Rifiuti da attività economiche: guardare l’Europa per capire l’Italia

In Italia si ricicla molto. Ma la produzione di rifiuti delle attività economiche rimane saldamente “ancorata” all’andamento del Pil, a differenza di quanto accade in altri paesi europei. Mancano infatti impianti adeguati alla chiusura del ciclo.
L’intervento di Andrea Ballabio, Donato Berardi e Nicolò Valle su Lavoce.info.
Campioni d’Europa anche nel riciclo dei rifiuti?

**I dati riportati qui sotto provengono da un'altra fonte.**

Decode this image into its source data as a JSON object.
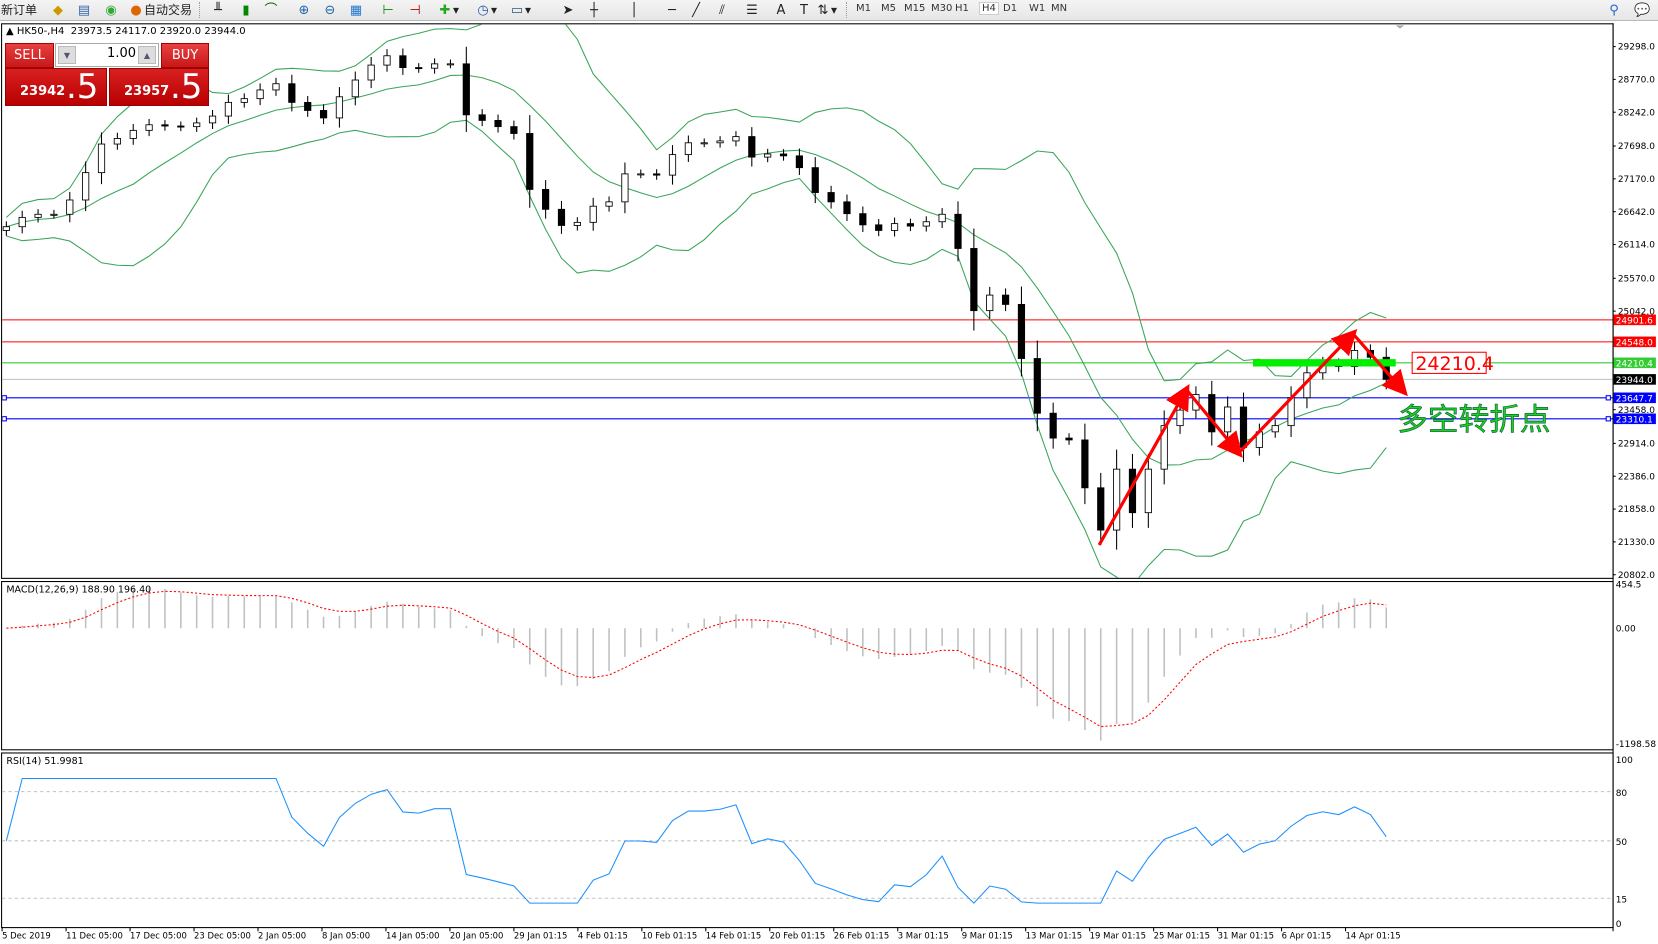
{
  "toolbar": {
    "new_order": "新订单",
    "auto_trading": "自动交易",
    "icons": [
      "history-center-icon",
      "market-watch-icon",
      "signals-icon",
      "auto-trading-icon",
      "bar-chart-icon",
      "candlestick-icon",
      "line-chart-icon",
      "zoom-in-icon",
      "zoom-out-icon",
      "tile-windows-icon",
      "chart-shift-icon",
      "autoscroll-icon",
      "indicators-icon",
      "periods-icon",
      "templates-icon",
      "cursor-icon",
      "crosshair-icon",
      "vertical-line-icon",
      "horizontal-line-icon",
      "trendline-icon",
      "equidistant-channel-icon",
      "fibonacci-icon",
      "text-icon",
      "text-label-icon",
      "arrows-icon",
      "search-icon",
      "chat-icon"
    ],
    "timeframes": [
      "M1",
      "M5",
      "M15",
      "M30",
      "H1",
      "H4",
      "D1",
      "W1",
      "MN"
    ],
    "active_timeframe": "H4"
  },
  "chart_header": {
    "symbol": "HK50-,H4",
    "ohlc": "23973.5 24117.0 23920.0 23944.0"
  },
  "trade_panel": {
    "sell_label": "SELL",
    "buy_label": "BUY",
    "lot": "1.00",
    "sell_main": "23942",
    "sell_last": ".5",
    "buy_main": "23957",
    "buy_last": ".5"
  },
  "price_axis": [
    "29298.0",
    "28770.0",
    "28242.0",
    "27698.0",
    "27170.0",
    "26642.0",
    "26114.0",
    "25570.0",
    "25042.0",
    "23458.0",
    "22914.0",
    "22386.0",
    "21858.0",
    "21330.0",
    "20802.0"
  ],
  "price_lines": [
    {
      "value": 24901.6,
      "label": "24901.6",
      "color": "#ff0000"
    },
    {
      "value": 24548.0,
      "label": "24548.0",
      "color": "#ff0000"
    },
    {
      "value": 24210.4,
      "label": "24210.4",
      "color": "#33cc33"
    },
    {
      "value": 23944.0,
      "label": "23944.0",
      "color": "#000000",
      "line": "#c0c0c0"
    },
    {
      "value": 23647.7,
      "label": "23647.7",
      "color": "#0000ff"
    },
    {
      "value": 23310.1,
      "label": "23310.1",
      "color": "#0000ff"
    }
  ],
  "closes": [
    26400,
    26550,
    26600,
    26600,
    26830,
    27270,
    27730,
    27820,
    27950,
    28040,
    28020,
    28010,
    28070,
    28180,
    28400,
    28460,
    28600,
    28700,
    28400,
    28270,
    28150,
    28490,
    28760,
    29000,
    29150,
    28960,
    28950,
    29020,
    29020,
    28200,
    28110,
    28010,
    27900,
    27000,
    26680,
    26420,
    26470,
    26730,
    26800,
    27250,
    27250,
    27230,
    27560,
    27750,
    27750,
    27780,
    27850,
    27520,
    27570,
    27540,
    27350,
    26950,
    26800,
    26610,
    26430,
    26340,
    26450,
    26410,
    26480,
    26600,
    26050,
    25050,
    25300,
    25150,
    24280,
    23400,
    23000,
    22970,
    22200,
    21520,
    22500,
    21800,
    22500,
    23200,
    23450,
    23700,
    23100,
    23500,
    22850,
    23100,
    23200,
    23650,
    24050,
    24200,
    24150,
    24410,
    24300,
    23944
  ],
  "annotations": {
    "zigzag": [
      [
        68.9,
        21280
      ],
      [
        74.4,
        23780
      ],
      [
        77.7,
        22760
      ],
      [
        84.9,
        24680
      ],
      [
        88.1,
        23750
      ]
    ],
    "zigzag_color": "#ff0000",
    "level_bar": {
      "from": 78.6,
      "to": 87.6,
      "value": 24210.4,
      "color": "#00ee00"
    },
    "level_label": {
      "text": "24210.4",
      "at": 88.7,
      "value": 24210.4
    },
    "note": {
      "text": "多空转折点",
      "at": 87.7,
      "value": 23130,
      "color": "#22cc22"
    }
  },
  "macd": {
    "label": "MACD(12,26,9) 188.90 196.40",
    "axis": [
      "454.5",
      "0.00",
      "-1198.58"
    ],
    "range": [
      -1198.58,
      454.5
    ]
  },
  "rsi": {
    "label": "RSI(14) 51.9981",
    "axis": [
      "100",
      "80",
      "50",
      "15",
      "0"
    ],
    "levels": [
      80,
      50,
      15
    ]
  },
  "time_axis": [
    "5 Dec 2019",
    "11 Dec 05:00",
    "17 Dec 05:00",
    "23 Dec 05:00",
    "2 Jan 05:00",
    "8 Jan 05:00",
    "14 Jan 05:00",
    "20 Jan 05:00",
    "29 Jan 01:15",
    "4 Feb 01:15",
    "10 Feb 01:15",
    "14 Feb 01:15",
    "20 Feb 01:15",
    "26 Feb 01:15",
    "3 Mar 01:15",
    "9 Mar 01:15",
    "13 Mar 01:15",
    "19 Mar 01:15",
    "25 Mar 01:15",
    "31 Mar 01:15",
    "6 Apr 01:15",
    "14 Apr 01:15"
  ],
  "colors": {
    "bands": "#3aa55a",
    "macd_hist": "#c0c0c0",
    "macd_signal": "#ff0000",
    "rsi": "#1e90ff"
  }
}
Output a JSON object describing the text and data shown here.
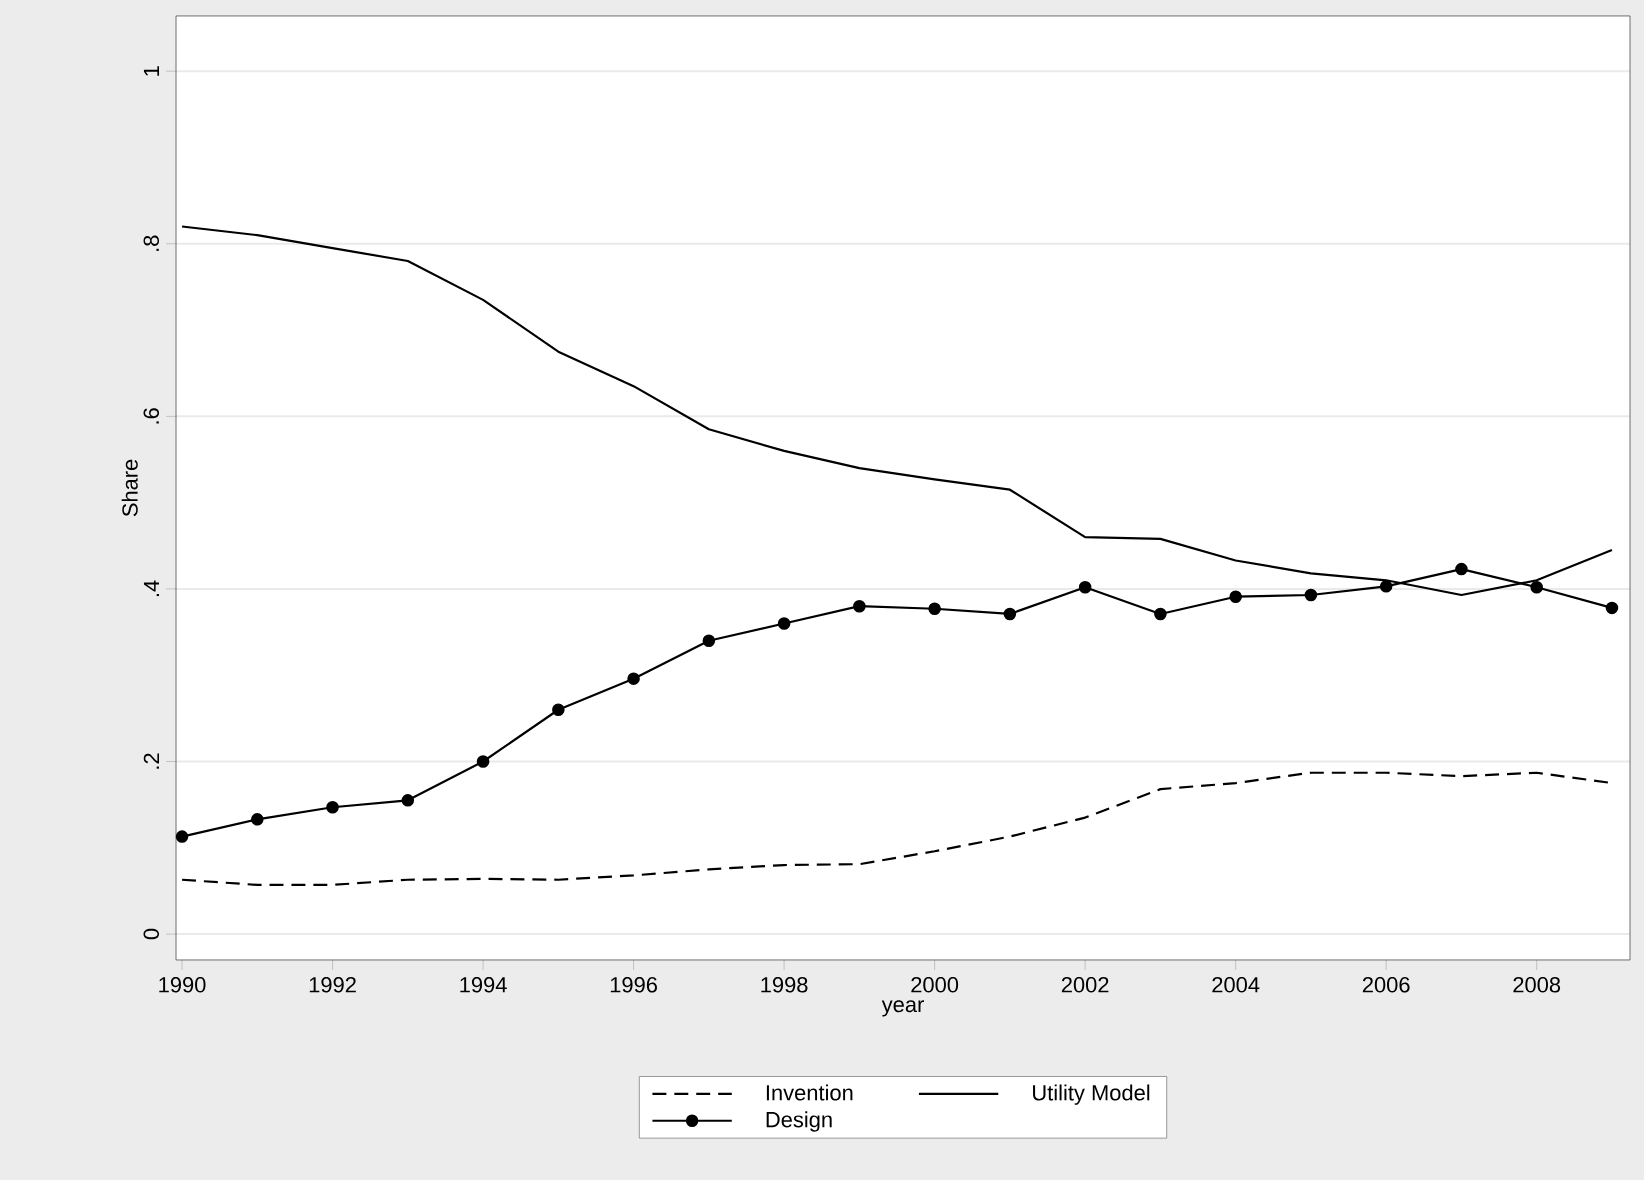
{
  "chart_data": {
    "type": "line",
    "xlabel": "year",
    "ylabel": "Share",
    "x": [
      1990,
      1991,
      1992,
      1993,
      1994,
      1995,
      1996,
      1997,
      1998,
      1999,
      2000,
      2001,
      2002,
      2003,
      2004,
      2005,
      2006,
      2007,
      2008,
      2009
    ],
    "series": [
      {
        "name": "Invention",
        "color": "#000000",
        "line_style": "dashed",
        "marker": "none",
        "values": [
          0.063,
          0.057,
          0.057,
          0.063,
          0.064,
          0.063,
          0.068,
          0.075,
          0.08,
          0.081,
          0.096,
          0.113,
          0.135,
          0.168,
          0.175,
          0.187,
          0.187,
          0.183,
          0.187,
          0.175
        ]
      },
      {
        "name": "Utility Model",
        "color": "#000000",
        "line_style": "solid",
        "marker": "none",
        "values": [
          0.82,
          0.81,
          0.795,
          0.78,
          0.735,
          0.675,
          0.635,
          0.585,
          0.56,
          0.54,
          0.527,
          0.515,
          0.46,
          0.458,
          0.433,
          0.418,
          0.41,
          0.393,
          0.41,
          0.445
        ]
      },
      {
        "name": "Design",
        "color": "#000000",
        "line_style": "solid",
        "marker": "circle",
        "values": [
          0.113,
          0.133,
          0.147,
          0.155,
          0.2,
          0.26,
          0.296,
          0.34,
          0.36,
          0.38,
          0.377,
          0.371,
          0.402,
          0.371,
          0.391,
          0.393,
          0.403,
          0.423,
          0.402,
          0.378
        ]
      }
    ],
    "xlim": [
      1989.92,
      2009.24
    ],
    "ylim": [
      -0.03,
      1.064
    ],
    "xticks": [
      1990,
      1992,
      1994,
      1996,
      1998,
      2000,
      2002,
      2004,
      2006,
      2008
    ],
    "yticks": [
      0,
      {
        "value": 0.2,
        "label": ".2"
      },
      {
        "value": 0.4,
        "label": ".4"
      },
      {
        "value": 0.6,
        "label": ".6"
      },
      {
        "value": 0.8,
        "label": ".8"
      },
      1
    ],
    "grid": "y",
    "legend": "bottom"
  }
}
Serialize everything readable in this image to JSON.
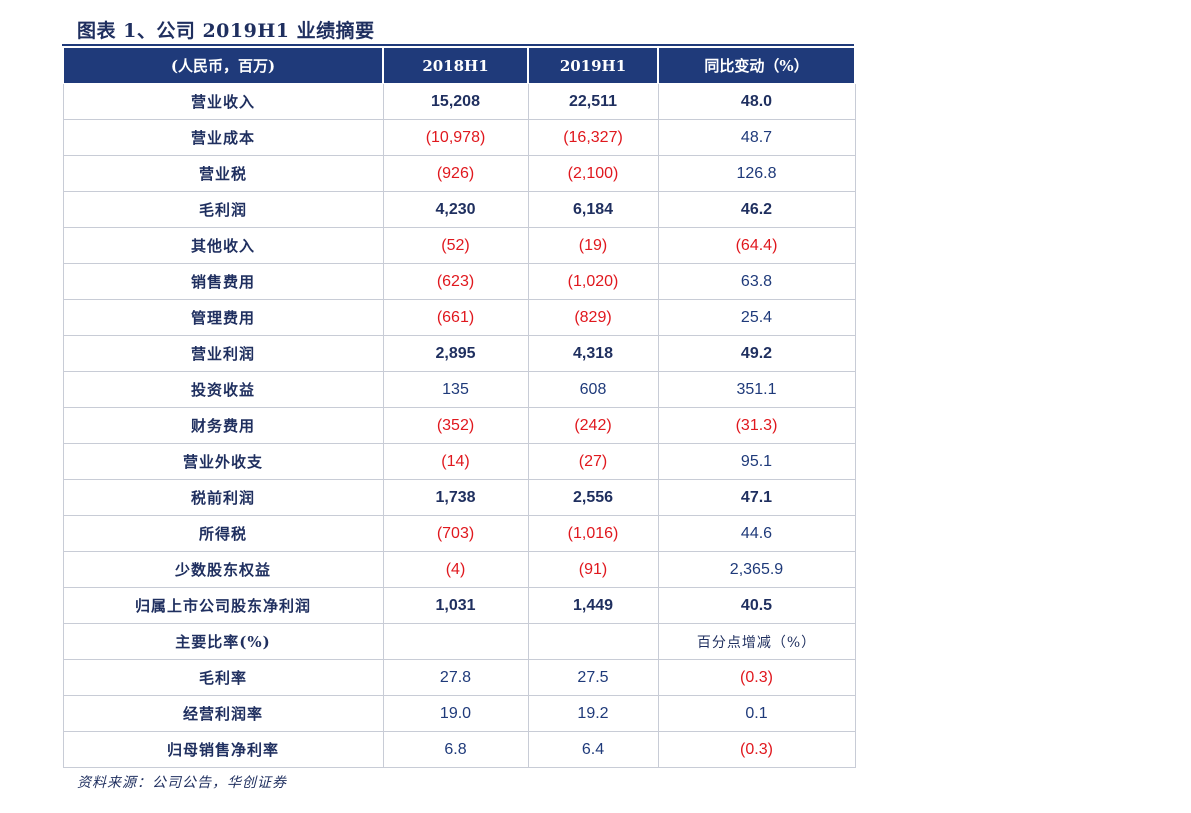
{
  "title": "图表 1、公司 2019H1 业绩摘要",
  "header": [
    "(人民币，百万)",
    "2018H1",
    "2019H1",
    "同比变动（%）"
  ],
  "rows": [
    {
      "label": "营业收入",
      "v1": "15,208",
      "v2": "22,511",
      "v3": "48.0",
      "bold": true,
      "neg1": false,
      "neg2": false,
      "neg3": false
    },
    {
      "label": "营业成本",
      "v1": "(10,978)",
      "v2": "(16,327)",
      "v3": "48.7",
      "bold": false,
      "neg1": true,
      "neg2": true,
      "neg3": false
    },
    {
      "label": "营业税",
      "v1": "(926)",
      "v2": "(2,100)",
      "v3": "126.8",
      "bold": false,
      "neg1": true,
      "neg2": true,
      "neg3": false
    },
    {
      "label": "毛利润",
      "v1": "4,230",
      "v2": "6,184",
      "v3": "46.2",
      "bold": true,
      "neg1": false,
      "neg2": false,
      "neg3": false
    },
    {
      "label": "其他收入",
      "v1": "(52)",
      "v2": "(19)",
      "v3": "(64.4)",
      "bold": false,
      "neg1": true,
      "neg2": true,
      "neg3": true
    },
    {
      "label": "销售费用",
      "v1": "(623)",
      "v2": "(1,020)",
      "v3": "63.8",
      "bold": false,
      "neg1": true,
      "neg2": true,
      "neg3": false
    },
    {
      "label": "管理费用",
      "v1": "(661)",
      "v2": "(829)",
      "v3": "25.4",
      "bold": false,
      "neg1": true,
      "neg2": true,
      "neg3": false
    },
    {
      "label": "营业利润",
      "v1": "2,895",
      "v2": "4,318",
      "v3": "49.2",
      "bold": true,
      "neg1": false,
      "neg2": false,
      "neg3": false
    },
    {
      "label": "投资收益",
      "v1": "135",
      "v2": "608",
      "v3": "351.1",
      "bold": false,
      "neg1": false,
      "neg2": false,
      "neg3": false
    },
    {
      "label": "财务费用",
      "v1": "(352)",
      "v2": "(242)",
      "v3": "(31.3)",
      "bold": false,
      "neg1": true,
      "neg2": true,
      "neg3": true
    },
    {
      "label": "营业外收支",
      "v1": "(14)",
      "v2": "(27)",
      "v3": "95.1",
      "bold": false,
      "neg1": true,
      "neg2": true,
      "neg3": false
    },
    {
      "label": "税前利润",
      "v1": "1,738",
      "v2": "2,556",
      "v3": "47.1",
      "bold": true,
      "neg1": false,
      "neg2": false,
      "neg3": false
    },
    {
      "label": "所得税",
      "v1": "(703)",
      "v2": "(1,016)",
      "v3": "44.6",
      "bold": false,
      "neg1": true,
      "neg2": true,
      "neg3": false
    },
    {
      "label": "少数股东权益",
      "v1": "(4)",
      "v2": "(91)",
      "v3": "2,365.9",
      "bold": false,
      "neg1": true,
      "neg2": true,
      "neg3": false
    },
    {
      "label": "归属上市公司股东净利润",
      "v1": "1,031",
      "v2": "1,449",
      "v3": "40.5",
      "bold": true,
      "neg1": false,
      "neg2": false,
      "neg3": false
    },
    {
      "label": "主要比率(%)",
      "v1": "",
      "v2": "",
      "v3": "百分点增减（%）",
      "bold": false,
      "neg1": false,
      "neg2": false,
      "neg3": false,
      "note": true
    },
    {
      "label": "毛利率",
      "v1": "27.8",
      "v2": "27.5",
      "v3": "(0.3)",
      "bold": false,
      "neg1": false,
      "neg2": false,
      "neg3": true
    },
    {
      "label": "经营利润率",
      "v1": "19.0",
      "v2": "19.2",
      "v3": "0.1",
      "bold": false,
      "neg1": false,
      "neg2": false,
      "neg3": false
    },
    {
      "label": "归母销售净利率",
      "v1": "6.8",
      "v2": "6.4",
      "v3": "(0.3)",
      "bold": false,
      "neg1": false,
      "neg2": false,
      "neg3": true
    }
  ],
  "source": "资料来源：公司公告，华创证券"
}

Non solo siamo primi, ma anche con distacco. Benché sia più ciclistica che calcistica, la metafora bene illustra le performance dell’Italia in materia di riciclo dei rifiuti speciali e, in senso più ampio, nell’economia circolare. Fra gli stati del Vecchio continente, il nostro paese guida la classifica del riciclo con percentuali che sfiorano l’80 per cento. La Francia, seconda, è distante quasi 25 punti, la Germania, terza, è al 37 per cento.
Una posizione di preminenza che ha diverse spiegazioni. Innanzitutto, la cronica mancanza di materie prime vergini o, se si preferisce, la storia di un paese da sempre abituato a convivere con la scarsità di risorse naturali. E abituato a trasformare gli scarti dei processi di lavorazione in input per altri processi produttivi (materie prime seconde), come alternativa alla più costosa importazione. Una tendenza, consolidatasi nel tempo, che non potrà che rafforzarsi in futuro, specialmente se l’attuale andamento dei prezzi di mercato delle materie prime vergini, e le tensioni geopolitiche che ostacolano il commercio internazionale, dovessero rafforzarsi.
In secondo luogo, un apporto essenziale arriva dalla qualità del tessuto economico-produttivo italiano e degli operatori industriali nelle filiere del riciclo, che hanno consolidato nel tempo la spinta al recupero dei materiali.
È come se l’Italia avesse maturato una sorta di vantaggio comparato rispetto agli altri paesi, dovendo far fronte a un contesto geopolitico particolarmente sfavorevole.